The change to the ICD-10 coding system was greeted with dread and sometimes fear. But now that it's live, it's time to see what it can do.
The anticipation is over-if not the stress-and ICD-10 is no longer a specter, but a real everyday issue. With any luck, things will go smoothly and in the not-too-distant future, it will be a matter more of routine that anxiety. If you really play this well, it could even be a great boon.
Bonnie Dominick, billing manager at Associated Family Practice in Philadelphia, admittedly was completely prepared for the change well before the Oct. 1 implementation date, was actually looking forward to ICD-10. "I think it will be easier. When you look at a claim, you'll know you'll know exactly what was wrong [with the patient] without even having to pull the chart,” she said.
You can use this specificity to improve not only the quality of care, but your bottom line as well. Even if you are seeing a lot of returned claims and experiencing a cash-flow squeeze (hopefully you put some funds back to help with this), in the long run, ICD-10 should actually help with profits. More specific descriptions of the patient's problems will "help justify the rendering of costlier services, if applicable," said Elizabeth Woodcock, president of Woodcock and Associates, an Atlanta-based physician practice consulting firm. "The cost of care has mattered little to physicians until now, but programs like the Value Based Payment Modifier will judge physicians based on cost. As the landscape shifts, ICD-10 will help physicians."
Making ICD-10 work for your bottom line, however, means learning the system thoroughly.
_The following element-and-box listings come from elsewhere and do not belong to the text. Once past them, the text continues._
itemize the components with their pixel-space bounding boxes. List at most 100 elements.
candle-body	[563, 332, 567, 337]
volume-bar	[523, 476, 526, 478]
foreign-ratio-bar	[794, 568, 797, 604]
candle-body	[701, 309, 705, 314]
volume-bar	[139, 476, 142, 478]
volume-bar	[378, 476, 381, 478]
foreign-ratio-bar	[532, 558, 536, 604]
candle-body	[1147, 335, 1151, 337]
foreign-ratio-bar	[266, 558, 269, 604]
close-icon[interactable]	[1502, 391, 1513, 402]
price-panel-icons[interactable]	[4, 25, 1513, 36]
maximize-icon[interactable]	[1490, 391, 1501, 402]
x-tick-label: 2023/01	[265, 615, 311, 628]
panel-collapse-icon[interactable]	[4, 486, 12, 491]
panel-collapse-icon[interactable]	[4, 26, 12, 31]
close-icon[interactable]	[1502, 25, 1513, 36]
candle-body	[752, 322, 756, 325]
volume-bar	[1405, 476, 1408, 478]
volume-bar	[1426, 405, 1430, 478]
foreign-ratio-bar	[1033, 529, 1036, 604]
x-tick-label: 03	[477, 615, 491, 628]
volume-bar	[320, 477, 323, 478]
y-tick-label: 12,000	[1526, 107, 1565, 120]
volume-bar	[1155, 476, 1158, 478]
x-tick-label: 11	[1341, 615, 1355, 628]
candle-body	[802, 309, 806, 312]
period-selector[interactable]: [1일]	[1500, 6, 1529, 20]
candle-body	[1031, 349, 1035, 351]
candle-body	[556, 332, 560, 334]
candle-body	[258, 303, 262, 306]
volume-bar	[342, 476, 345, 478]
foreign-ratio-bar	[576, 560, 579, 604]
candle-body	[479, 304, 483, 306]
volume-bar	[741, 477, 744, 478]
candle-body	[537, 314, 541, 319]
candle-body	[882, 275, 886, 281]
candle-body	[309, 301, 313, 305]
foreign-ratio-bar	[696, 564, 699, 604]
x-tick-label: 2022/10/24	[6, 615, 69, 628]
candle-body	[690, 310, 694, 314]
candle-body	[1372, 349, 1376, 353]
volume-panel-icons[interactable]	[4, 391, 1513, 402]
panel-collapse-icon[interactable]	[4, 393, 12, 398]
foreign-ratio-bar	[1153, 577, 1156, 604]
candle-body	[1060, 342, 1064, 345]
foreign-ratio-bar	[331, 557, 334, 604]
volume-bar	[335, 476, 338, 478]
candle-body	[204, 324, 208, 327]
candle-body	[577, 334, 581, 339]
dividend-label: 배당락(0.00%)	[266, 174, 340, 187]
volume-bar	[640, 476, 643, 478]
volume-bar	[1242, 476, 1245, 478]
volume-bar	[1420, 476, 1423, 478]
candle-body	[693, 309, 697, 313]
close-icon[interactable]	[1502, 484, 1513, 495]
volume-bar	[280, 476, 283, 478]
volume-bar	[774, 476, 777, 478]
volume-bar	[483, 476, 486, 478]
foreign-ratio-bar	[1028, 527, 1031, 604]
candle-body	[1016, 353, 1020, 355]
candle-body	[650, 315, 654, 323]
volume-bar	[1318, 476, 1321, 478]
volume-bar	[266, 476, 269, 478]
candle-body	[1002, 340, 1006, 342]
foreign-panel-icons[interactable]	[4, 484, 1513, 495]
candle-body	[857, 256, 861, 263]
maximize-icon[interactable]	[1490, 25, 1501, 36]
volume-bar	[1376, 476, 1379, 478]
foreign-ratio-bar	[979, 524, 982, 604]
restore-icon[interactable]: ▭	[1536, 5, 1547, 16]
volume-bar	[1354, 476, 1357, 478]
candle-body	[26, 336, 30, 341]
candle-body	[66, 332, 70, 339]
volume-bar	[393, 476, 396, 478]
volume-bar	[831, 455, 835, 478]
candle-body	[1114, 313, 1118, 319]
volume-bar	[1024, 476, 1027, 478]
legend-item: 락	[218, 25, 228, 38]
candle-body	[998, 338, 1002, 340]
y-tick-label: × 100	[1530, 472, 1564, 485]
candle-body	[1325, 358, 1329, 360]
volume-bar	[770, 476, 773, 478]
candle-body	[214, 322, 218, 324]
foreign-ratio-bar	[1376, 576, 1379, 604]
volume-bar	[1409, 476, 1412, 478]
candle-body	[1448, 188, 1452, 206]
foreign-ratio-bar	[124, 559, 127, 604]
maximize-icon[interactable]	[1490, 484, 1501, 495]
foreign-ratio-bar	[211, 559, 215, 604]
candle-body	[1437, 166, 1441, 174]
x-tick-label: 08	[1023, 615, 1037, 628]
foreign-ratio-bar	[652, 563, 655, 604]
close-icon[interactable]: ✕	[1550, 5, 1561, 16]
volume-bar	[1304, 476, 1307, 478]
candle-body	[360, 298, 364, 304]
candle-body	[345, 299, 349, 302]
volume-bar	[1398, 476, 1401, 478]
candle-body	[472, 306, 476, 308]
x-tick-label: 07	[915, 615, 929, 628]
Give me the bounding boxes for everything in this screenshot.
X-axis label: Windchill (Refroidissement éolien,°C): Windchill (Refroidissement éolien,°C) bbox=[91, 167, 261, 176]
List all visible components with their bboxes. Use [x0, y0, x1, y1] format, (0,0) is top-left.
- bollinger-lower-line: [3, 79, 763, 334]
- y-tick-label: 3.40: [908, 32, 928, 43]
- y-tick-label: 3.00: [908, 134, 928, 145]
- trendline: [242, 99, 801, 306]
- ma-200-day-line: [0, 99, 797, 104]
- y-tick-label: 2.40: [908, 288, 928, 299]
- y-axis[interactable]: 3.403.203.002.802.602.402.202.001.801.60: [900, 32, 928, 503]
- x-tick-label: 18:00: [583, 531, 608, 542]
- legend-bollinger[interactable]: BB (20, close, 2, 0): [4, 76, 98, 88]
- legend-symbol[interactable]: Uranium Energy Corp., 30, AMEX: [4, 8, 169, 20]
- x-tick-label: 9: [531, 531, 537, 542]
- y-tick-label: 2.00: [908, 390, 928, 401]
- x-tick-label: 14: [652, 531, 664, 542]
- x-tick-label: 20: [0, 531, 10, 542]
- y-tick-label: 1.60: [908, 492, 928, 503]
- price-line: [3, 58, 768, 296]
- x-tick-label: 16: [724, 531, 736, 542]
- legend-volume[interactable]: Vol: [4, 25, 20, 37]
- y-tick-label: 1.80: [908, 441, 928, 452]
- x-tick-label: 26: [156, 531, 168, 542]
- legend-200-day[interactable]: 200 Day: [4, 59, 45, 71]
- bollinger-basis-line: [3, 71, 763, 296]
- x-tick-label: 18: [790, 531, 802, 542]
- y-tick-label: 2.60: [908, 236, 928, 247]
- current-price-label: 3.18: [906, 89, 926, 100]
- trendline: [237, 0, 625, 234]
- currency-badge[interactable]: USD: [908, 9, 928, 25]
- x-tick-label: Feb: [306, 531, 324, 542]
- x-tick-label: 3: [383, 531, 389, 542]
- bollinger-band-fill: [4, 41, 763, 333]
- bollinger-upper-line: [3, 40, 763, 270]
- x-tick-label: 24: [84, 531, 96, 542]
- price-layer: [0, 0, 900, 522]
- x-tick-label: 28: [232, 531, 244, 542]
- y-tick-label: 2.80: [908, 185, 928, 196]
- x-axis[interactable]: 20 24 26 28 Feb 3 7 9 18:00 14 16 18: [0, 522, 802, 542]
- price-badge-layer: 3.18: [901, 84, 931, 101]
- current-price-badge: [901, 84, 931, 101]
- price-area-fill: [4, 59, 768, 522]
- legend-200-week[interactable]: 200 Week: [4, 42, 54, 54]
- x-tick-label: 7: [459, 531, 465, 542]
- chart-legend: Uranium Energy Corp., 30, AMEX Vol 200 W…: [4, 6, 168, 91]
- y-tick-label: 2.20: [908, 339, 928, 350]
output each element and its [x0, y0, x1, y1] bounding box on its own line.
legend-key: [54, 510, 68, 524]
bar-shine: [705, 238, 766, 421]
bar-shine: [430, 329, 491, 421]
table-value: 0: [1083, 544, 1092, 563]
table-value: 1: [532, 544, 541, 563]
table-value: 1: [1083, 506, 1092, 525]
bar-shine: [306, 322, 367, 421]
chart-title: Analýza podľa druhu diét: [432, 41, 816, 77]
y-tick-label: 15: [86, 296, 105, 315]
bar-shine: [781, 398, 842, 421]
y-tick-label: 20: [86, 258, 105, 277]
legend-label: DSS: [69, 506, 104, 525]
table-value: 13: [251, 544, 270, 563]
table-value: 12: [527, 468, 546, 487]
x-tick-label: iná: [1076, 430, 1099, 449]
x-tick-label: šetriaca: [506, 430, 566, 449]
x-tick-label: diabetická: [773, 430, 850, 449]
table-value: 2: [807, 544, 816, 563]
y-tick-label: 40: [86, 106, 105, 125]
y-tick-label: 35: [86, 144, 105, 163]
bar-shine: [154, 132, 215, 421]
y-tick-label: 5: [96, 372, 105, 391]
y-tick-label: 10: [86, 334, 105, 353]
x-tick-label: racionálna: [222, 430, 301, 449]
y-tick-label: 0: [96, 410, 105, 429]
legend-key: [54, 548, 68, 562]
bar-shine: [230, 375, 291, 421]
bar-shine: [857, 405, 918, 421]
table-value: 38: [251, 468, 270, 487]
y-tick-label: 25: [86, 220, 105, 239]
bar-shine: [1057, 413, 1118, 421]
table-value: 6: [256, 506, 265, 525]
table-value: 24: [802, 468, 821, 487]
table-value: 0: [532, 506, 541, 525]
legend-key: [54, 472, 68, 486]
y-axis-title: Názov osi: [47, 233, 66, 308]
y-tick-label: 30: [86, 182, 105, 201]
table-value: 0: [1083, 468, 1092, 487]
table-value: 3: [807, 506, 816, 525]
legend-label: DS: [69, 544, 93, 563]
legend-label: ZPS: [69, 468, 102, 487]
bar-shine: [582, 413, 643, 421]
Simply cross-walking codes and trying to make ICD-10 a more difficult version of ICD-9 won't do the trick. You have to take advantage of the increased specificity to make it clear to payers exactly what services you are providing and why you are providing them. This will require a fluency with the new language of ICD-10 that may take some time to achieve.
Of course, like any language, it will be useful only if speakers on both sides of the communication are speaking fluently. As Ken Bradley, vice president of strategic planning and regulatory compliance at Duluth, Georgia-based medical claims clearinghouse Navicure, pointed out, the amount ICD-10 will improve profits "could well depend on how comfortable payers and providers become with the depth and specificity [of the coding system]. It has to work on both ends-payers as well as providers. With more accurate payments and fewer requests for additional information, profits should improve in the long run. But it will depend on everyone implementing the new language thoroughly."
This may not be what's foremost on your mind right now, but just knowing that you can make ICD-10 work for you in the long run might make any difficulties in the early days worth the pain.